A Cheers Magazine survey of the "100 Most Attractive Enterprises to the New Generation" conducted in March highlighted these trends. The results of the survey, to be released in May, show that in the wake of the global financial tsunami, nearly all technology-related sectors have declined in attractiveness among younger Taiwanese. Of the 20 most attractive companies cited by respondents, only five were high-tech companies, while the service sector made significant inroads.

The two companies leading the survey in 2008, Hon Hai Precision Industry and Asustek Computer, fell to fifth and sixth respectively and were supplanted by Uni-President Enterprise Corp. and Eslite Books. (Table 3)

Perennial top-10 finisher Taiwan Semiconductor Manufacturing Co. (TSMC) fell out of the elite group, while flat panel giant AU Optronics tumbled from ninth in 2008 to 30th in 2009. Fabless semiconductor company Mediatek Inc., whose share price is the highest on Taiwan's stock exchange, fell to 46th. The only technology company to buck the trend was HTC Corp., which has built an international brand name based on the iphone's popularization of touch screen smartphones, rising from 61st to 33rd place.

If high tech is no longer the top choice, then where is the talent flowing?

Talent Migration No. 1: From Big Players to SMEs

104 Corporation's Chin observes that the hiring freeze imposed by front-line high-tech vendors due to the current global economic slump has given many second- and third-line enterprises a chance to snag top professionals who would have normally gravitated to the biggest players in the industry.

It has also enabled conventional small- and medium-sized enterprises (SMEs) to upgrade their talent levels.

These SMEs have annual sales generally ranging from NT$1 billion to NT$5 billion, big enough to be listed on Taiwan's over-the-counter market, and show paid-in capital of between NT$300 million to NT$500 million.
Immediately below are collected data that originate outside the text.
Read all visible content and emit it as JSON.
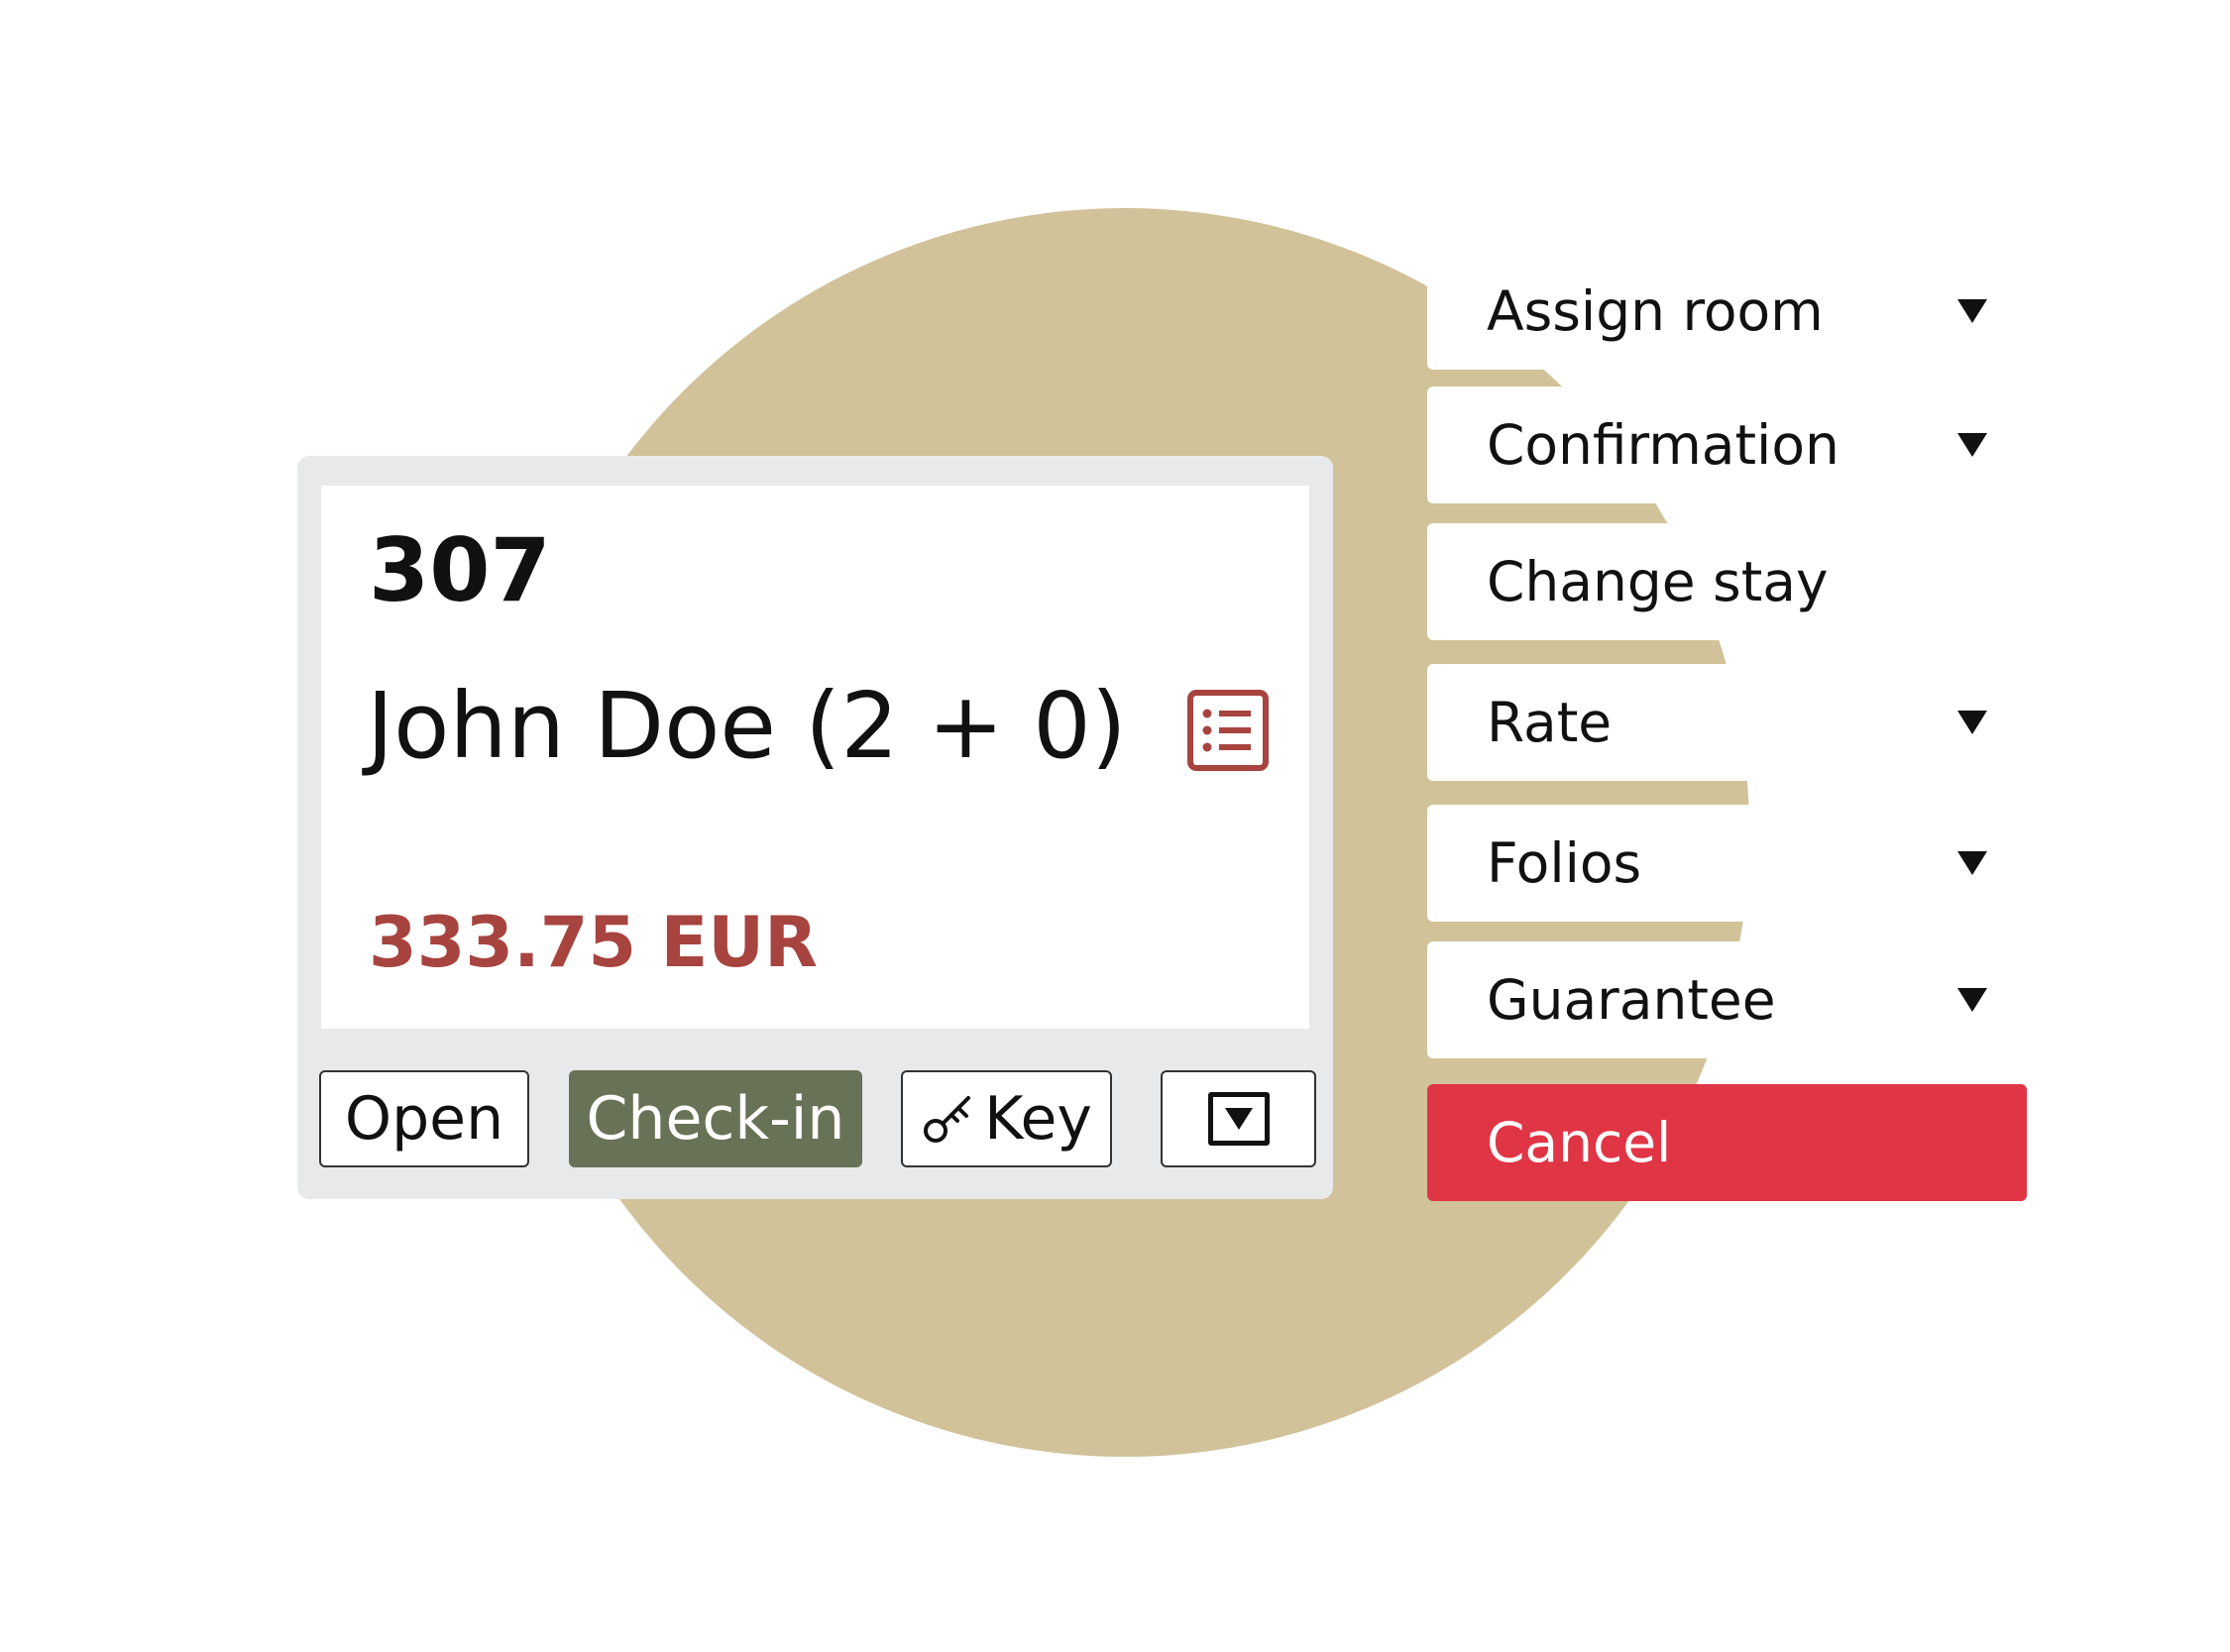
{
  "reservation": {
    "room_number": "307",
    "guest": "John Doe (2 + 0)",
    "balance": "333.75 EUR",
    "icons": {
      "details": "list-icon",
      "key": "key-icon",
      "more": "dropdown-icon"
    }
  },
  "actions": {
    "open": "Open",
    "checkin": "Check-in",
    "key": "Key"
  },
  "menu": {
    "items": [
      {
        "label": "Assign room",
        "has_submenu": true
      },
      {
        "label": "Confirmation",
        "has_submenu": true
      },
      {
        "label": "Change stay",
        "has_submenu": false
      },
      {
        "label": "Rate",
        "has_submenu": true
      },
      {
        "label": "Folios",
        "has_submenu": true
      },
      {
        "label": "Guarantee",
        "has_submenu": true
      },
      {
        "label": "Cancel",
        "has_submenu": false
      }
    ]
  },
  "colors": {
    "circle": "#d2c29a",
    "price": "#a8443f",
    "checkin": "#687256",
    "cancel": "#e03545",
    "card_frame": "#e8e9eb"
  }
}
"The impact of the downturn on these companies has been limited. They have deep pockets and have taken advantage of the recession to recruit talent," Chin says, who describes the SME owners as making a very shrewd calculation. "They're willing to pay, but they are also demanding instant results."
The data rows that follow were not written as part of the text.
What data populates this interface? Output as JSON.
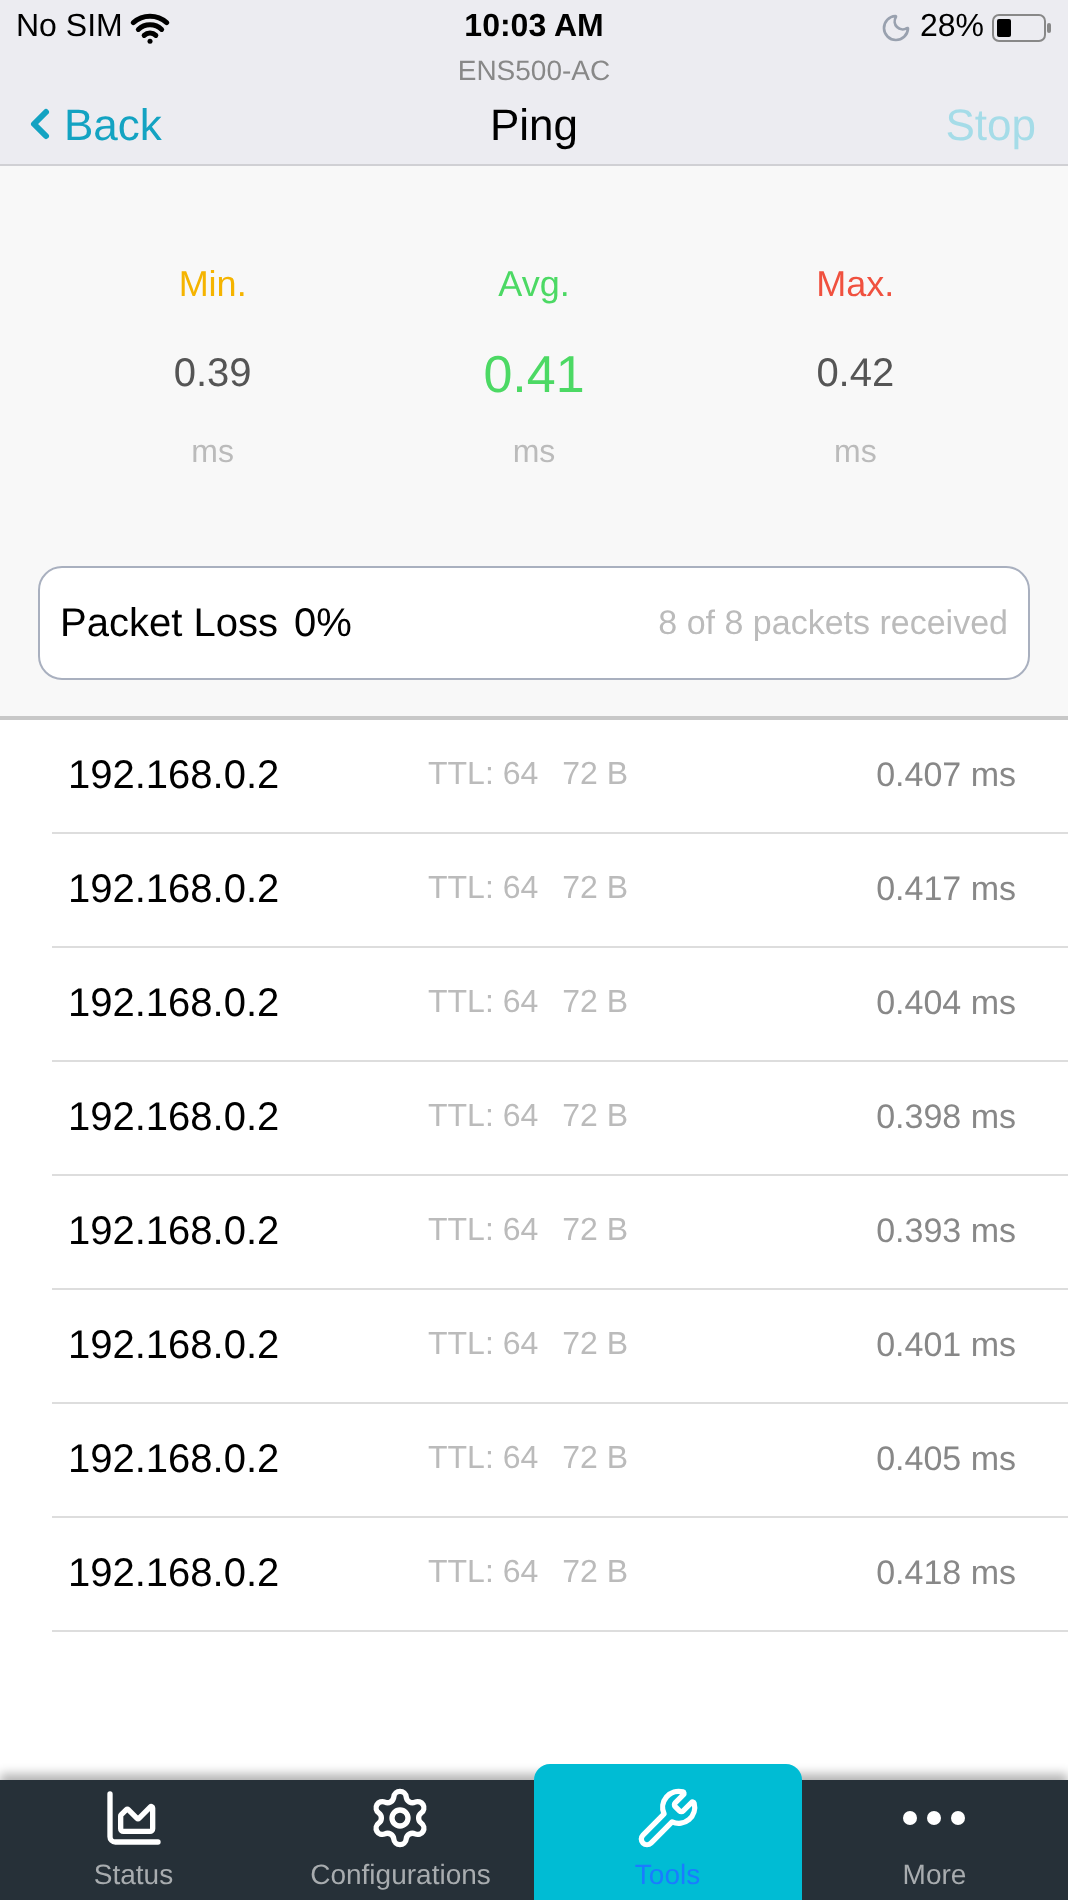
{
  "status_bar": {
    "carrier": "No SIM",
    "time": "10:03 AM",
    "battery": "28%"
  },
  "nav": {
    "subtitle": "ENS500-AC",
    "title": "Ping",
    "back": "Back",
    "action": "Stop",
    "action_disabled": true
  },
  "stats": [
    {
      "label": "Min.",
      "value": "0.39",
      "unit": "ms",
      "color": "#f5b400",
      "kind": "plain"
    },
    {
      "label": "Avg.",
      "value": "0.41",
      "unit": "ms",
      "color": "#4cd964",
      "kind": "primary"
    },
    {
      "label": "Max.",
      "value": "0.42",
      "unit": "ms",
      "color": "#f0513f",
      "kind": "plain"
    }
  ],
  "packet_loss": {
    "label": "Packet Loss",
    "value": "0%",
    "summary": "8 of 8 packets received"
  },
  "replies": [
    {
      "host": "192.168.0.2",
      "ttl": "TTL: 64",
      "size": "72 B",
      "time": "0.407 ms"
    },
    {
      "host": "192.168.0.2",
      "ttl": "TTL: 64",
      "size": "72 B",
      "time": "0.417 ms"
    },
    {
      "host": "192.168.0.2",
      "ttl": "TTL: 64",
      "size": "72 B",
      "time": "0.404 ms"
    },
    {
      "host": "192.168.0.2",
      "ttl": "TTL: 64",
      "size": "72 B",
      "time": "0.398 ms"
    },
    {
      "host": "192.168.0.2",
      "ttl": "TTL: 64",
      "size": "72 B",
      "time": "0.393 ms"
    },
    {
      "host": "192.168.0.2",
      "ttl": "TTL: 64",
      "size": "72 B",
      "time": "0.401 ms"
    },
    {
      "host": "192.168.0.2",
      "ttl": "TTL: 64",
      "size": "72 B",
      "time": "0.405 ms"
    },
    {
      "host": "192.168.0.2",
      "ttl": "TTL: 64",
      "size": "72 B",
      "time": "0.418 ms"
    }
  ],
  "tab_bar": [
    {
      "label": "Status",
      "kind": "chart",
      "selected": false
    },
    {
      "label": "Configurations",
      "kind": "gear",
      "selected": false
    },
    {
      "label": "Tools",
      "kind": "tools",
      "selected": true
    },
    {
      "label": "More",
      "kind": "more",
      "selected": false
    }
  ]
}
Cindy Chen, the Taiwan country manager for human resources solutions provider Adecco, says that when it comes time for founders of SMEs to search for their successors, especially when they face the challenge of having to expand their businesses overseas, they need to find professional managers with international marketing experience.

"They are capitalizing on this environment to add the functional talent they need to keep the company growing," Chen says.

The Test Rite Group, the operator of home improvement retailer B&Q in Taiwan, did exactly that, luring former IBM Taiwan CEO Sophia Tong away from "Big Blue" to help the group expand and improve its global planning and management capabilities.

Talent Migration No. 2: Seeking a Stage

Others are changing their career paths in search of a stage on which they can excel in the second half of their lives.

Fifty-year-old Allen Tien, the CEO of Wonderful Asset Co., Ltd. is one such example. Tien, who helped French retailer Carrefour establish its strong presence in Taiwan, decided to open a new frontier in Yilan County, where he founded Luna Plaza, the biggest shopping mall in eastern Taiwan, creating 1,650 job opportunities for the local community.

In the face of a paradigm-shifting economic downturn, Taiwan's industrial structure is experiencing unprecedented upheaval, and workers sensitive to the turbulence have decided to take different career paths.

"This is not necessarily a bad thing," says Wen-Jeng Lin, an associate professor in National Central University's Graduate Institute of Human Resource Management, in looking at the latest wave of labor migration from a different angle. Lin, in fact, is optimistic that the dispersion of talent to different sectors will have a positive effect on the next phase of Taiwan's industrial development.

But as more people enter the service sector, the question remains how to raise the service sector's productivity. Only if productivity in the sector rises will Taiwan's gross domestic product see new growth in the future.